Electronic-warfare vendors jam communications links and network connections, following the PLA’s soft-kill computing resources concept. Saturating the spectrum with clutter and false signals forces the enemy’s AI and limited computing power to waste time and resources, while friendly forces maintain a clear picture. Chengdu M&S Electronics lists gear that generates false target signals, fields radar decoy rounds, and provides simulators that play back hostile radar and communications signals to confuse receivers. Balu Electronics sells communications-jamming simulators that build complex electromagnetic environments and drive multi-target interference.
Meanwhile, Chinese tech firms are developing counter-AI software. Tencent Cloud runs a large-model red-team program and offers tools that monitor and lock down model inputs and outputs to block prompt injection, tainted data, and leaks. Qi’anxin’s model protection fence and GPT-Guard add tools that simulate attacks and watch inputs and outputs for tampering, and RealAI’s RealSafe automatically builds test cases that try to fool models and checks how well they hold up. Marketed as defense, these tools also sharpen tradecraft for pressuring an opponent’s algorithms.
U.S. response
U.S. planners need not look to China to understand that they must assume their AI will be contested in future battles. The PLA’s work in this space reflects the lessons from Ukraine, where deception operations have taken on a new level of importance in a battlefield saturated with sensors. It also heightens the concern of a growing “deception gap,” where if the U.S. military and its partners cannot master today’s emerging tools, they may fall behind in a critical field.
Answering that playbook begins with structured red-teaming and rigorous test and evaluation, not just one-off demos.
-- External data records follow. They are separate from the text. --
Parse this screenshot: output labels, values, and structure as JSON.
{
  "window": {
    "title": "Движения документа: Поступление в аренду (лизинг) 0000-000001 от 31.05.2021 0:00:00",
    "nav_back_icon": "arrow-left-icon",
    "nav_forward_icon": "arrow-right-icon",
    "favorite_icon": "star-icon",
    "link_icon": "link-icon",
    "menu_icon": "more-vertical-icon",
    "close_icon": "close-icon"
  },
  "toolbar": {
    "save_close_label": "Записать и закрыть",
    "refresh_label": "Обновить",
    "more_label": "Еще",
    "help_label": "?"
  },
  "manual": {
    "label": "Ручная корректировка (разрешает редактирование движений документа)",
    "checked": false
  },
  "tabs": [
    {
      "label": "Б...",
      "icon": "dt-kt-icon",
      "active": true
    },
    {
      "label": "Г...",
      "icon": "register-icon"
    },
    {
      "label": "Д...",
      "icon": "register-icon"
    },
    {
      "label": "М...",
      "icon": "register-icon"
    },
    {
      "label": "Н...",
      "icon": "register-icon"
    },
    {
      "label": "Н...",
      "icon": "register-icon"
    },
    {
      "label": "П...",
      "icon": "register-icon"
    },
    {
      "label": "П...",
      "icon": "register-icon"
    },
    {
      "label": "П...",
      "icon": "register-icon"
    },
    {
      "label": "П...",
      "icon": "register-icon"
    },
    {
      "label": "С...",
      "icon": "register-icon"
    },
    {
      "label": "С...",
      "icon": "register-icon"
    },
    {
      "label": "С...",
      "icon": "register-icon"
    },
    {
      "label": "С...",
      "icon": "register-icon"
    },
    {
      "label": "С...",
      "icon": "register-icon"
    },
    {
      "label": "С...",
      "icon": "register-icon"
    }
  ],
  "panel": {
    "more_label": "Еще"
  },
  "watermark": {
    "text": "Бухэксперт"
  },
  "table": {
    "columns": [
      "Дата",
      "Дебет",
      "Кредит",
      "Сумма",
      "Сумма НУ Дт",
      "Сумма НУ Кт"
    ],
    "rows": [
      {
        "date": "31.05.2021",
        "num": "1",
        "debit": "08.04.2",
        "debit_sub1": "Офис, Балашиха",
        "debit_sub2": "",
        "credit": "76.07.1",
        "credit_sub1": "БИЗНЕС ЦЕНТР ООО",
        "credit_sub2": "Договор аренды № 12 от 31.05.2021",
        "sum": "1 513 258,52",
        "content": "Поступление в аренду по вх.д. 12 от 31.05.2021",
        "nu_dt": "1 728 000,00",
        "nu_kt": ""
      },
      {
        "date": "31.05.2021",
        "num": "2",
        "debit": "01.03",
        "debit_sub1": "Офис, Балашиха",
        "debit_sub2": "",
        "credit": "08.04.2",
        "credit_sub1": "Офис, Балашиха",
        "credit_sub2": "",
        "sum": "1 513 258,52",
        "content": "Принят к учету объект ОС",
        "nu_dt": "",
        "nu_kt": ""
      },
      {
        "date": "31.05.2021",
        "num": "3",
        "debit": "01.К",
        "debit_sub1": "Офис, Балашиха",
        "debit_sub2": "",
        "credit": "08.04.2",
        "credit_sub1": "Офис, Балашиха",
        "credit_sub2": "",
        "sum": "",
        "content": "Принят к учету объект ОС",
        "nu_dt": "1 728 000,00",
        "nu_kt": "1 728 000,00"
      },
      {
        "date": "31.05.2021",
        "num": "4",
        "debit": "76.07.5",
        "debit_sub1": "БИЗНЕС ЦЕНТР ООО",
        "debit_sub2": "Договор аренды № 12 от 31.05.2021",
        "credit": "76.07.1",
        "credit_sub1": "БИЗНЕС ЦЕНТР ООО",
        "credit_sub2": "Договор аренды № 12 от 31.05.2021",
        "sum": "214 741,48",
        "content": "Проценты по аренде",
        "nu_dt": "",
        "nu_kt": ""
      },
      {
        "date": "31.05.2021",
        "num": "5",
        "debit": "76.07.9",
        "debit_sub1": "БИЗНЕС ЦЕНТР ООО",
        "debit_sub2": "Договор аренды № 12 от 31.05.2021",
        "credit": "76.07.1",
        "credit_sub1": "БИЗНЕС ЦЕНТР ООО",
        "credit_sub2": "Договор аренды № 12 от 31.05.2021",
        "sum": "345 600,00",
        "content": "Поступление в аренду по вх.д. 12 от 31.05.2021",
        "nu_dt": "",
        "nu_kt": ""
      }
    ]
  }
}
The U.S. already has building blocks, including DARPA’s GARD on adversarial robustness, IARPA’s TrojAI on backdoor detection, NIST’s AI Risk Management Framework for evaluation and risk controls, and DOT&E guidance for continuous test and evaluation across the enterprise. Planners must harden pipelines and models by protecting data provenance, detecting anomalies, preserving safe fallbacks, and monitoring model health in the field.
Keeping humans decisively on top of the loop remains essential and is codified in DoD Directive 3000.09 on autonomy in weapons. Units should also upgrade the opposing forces they train against, giving them AI-enabled reconnaissance and deception kits and ensuring that “real and fake” targets are part of every major exercise.
Failure to do so will mean that the American military’s enthusiastic embrace of AI leads not to new advantages, but new vulnerabilities and even loss in this crucial new aspect of warfare.